Correction to: Multi-step inertial Krasnosel’skiǐ–Mann iteration with new inertial parameters arrays

1 Correction to: J. Fixed Point Theory Appl. (2021) 23:44 https://doi.org/10.1007/s11784-021-00879-9

In the original publication the equations are wrongly published and this has been corrected in this correction as below;

Under the heading “Introduction”:

a sentence above equation (1.2) should read as “One of the most popular algorithms to solve the fixed point problem (1.1) is the Krasnosel’skiǐ–Mann iteration (shortly, KM iteration) (see, [2,16, 20,24]), which generates \(\{x^k\}_{k\in \mathbb {N}}\) given as follows:”

a sentence above equation (1.3) should read as “Recently, the authors [11] introduced the multi-step inertial Krasnosel’skiǐ–Mann iteration (shortly, MiKM iteration) which generates \(\{x^k\}_{k\in \mathbb {N}}\) as follows:”

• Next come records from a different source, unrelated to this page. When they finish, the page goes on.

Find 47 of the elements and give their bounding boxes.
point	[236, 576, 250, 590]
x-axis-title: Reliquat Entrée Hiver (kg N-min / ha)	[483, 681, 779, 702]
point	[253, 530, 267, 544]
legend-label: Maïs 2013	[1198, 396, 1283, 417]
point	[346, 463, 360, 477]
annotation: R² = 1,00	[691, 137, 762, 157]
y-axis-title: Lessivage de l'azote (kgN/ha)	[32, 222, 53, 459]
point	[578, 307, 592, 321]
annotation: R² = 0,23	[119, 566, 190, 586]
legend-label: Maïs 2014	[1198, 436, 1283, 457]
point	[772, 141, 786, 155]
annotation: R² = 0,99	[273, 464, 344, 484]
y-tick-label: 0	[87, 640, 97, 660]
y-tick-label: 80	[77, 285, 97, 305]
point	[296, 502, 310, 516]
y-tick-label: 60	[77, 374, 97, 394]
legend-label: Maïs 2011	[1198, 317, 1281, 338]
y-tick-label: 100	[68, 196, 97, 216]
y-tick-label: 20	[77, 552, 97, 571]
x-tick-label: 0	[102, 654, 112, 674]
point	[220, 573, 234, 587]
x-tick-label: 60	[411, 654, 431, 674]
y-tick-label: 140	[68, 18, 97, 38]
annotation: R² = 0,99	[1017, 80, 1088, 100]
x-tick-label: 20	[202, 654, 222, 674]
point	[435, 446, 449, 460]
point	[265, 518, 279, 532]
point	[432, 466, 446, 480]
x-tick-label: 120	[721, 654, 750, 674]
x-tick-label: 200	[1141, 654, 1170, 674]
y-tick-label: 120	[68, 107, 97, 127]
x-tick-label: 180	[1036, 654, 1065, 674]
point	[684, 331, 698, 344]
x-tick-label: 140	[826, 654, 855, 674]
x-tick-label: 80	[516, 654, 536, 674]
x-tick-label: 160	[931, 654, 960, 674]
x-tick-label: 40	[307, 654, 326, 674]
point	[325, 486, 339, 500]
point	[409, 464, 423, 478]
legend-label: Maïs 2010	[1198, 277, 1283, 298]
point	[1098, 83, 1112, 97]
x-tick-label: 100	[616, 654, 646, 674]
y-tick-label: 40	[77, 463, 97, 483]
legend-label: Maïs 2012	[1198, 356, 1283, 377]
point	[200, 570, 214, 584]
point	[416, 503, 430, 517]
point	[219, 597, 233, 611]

under heading “The MiKM iteration on the affine hull of orbits”: the first sentence should read “Recently, Combettes and Glaudin [5] investigated KM iteration with errors for a countable family of quasi-nonexpansive operators on the affine hull of the orbits, where the operators are not applied to the most current iterate, but to a point in the affine hull of the orbit \(\{x^k\}_{k \in \mathbb {N}}\) generated so far.”

Under Theorem 3.1

The last paragraph, should read as “The condition (3.5) seems difficult to verify, since it involves the arrays \(\{\mu _{n,k}\}_{n\in \mathbb {N},0\le k\le n}\) and \(\{\nu _{n,k}\}_{n\in \mathbb {N},0\le k\le n}\)\(\{\nu _{n,k}\}_{n\in \mathbb {N},0\le k\le n}\), the sequence \(\{\chi _{k}\}_{k \in \mathbb {N}}\) and the iterative sequence \(\{x^k\}_{k \in \mathbb {N}}\). However, it can be got rid of when \(\{\mu _{n,k}\}_{n\in \mathbb {N},0\le k\le n}\) and \(\{\nu _{n,k}\}_{n\in \mathbb {N},0\le k\le n}\) are nonegative”

The original article has been corrected.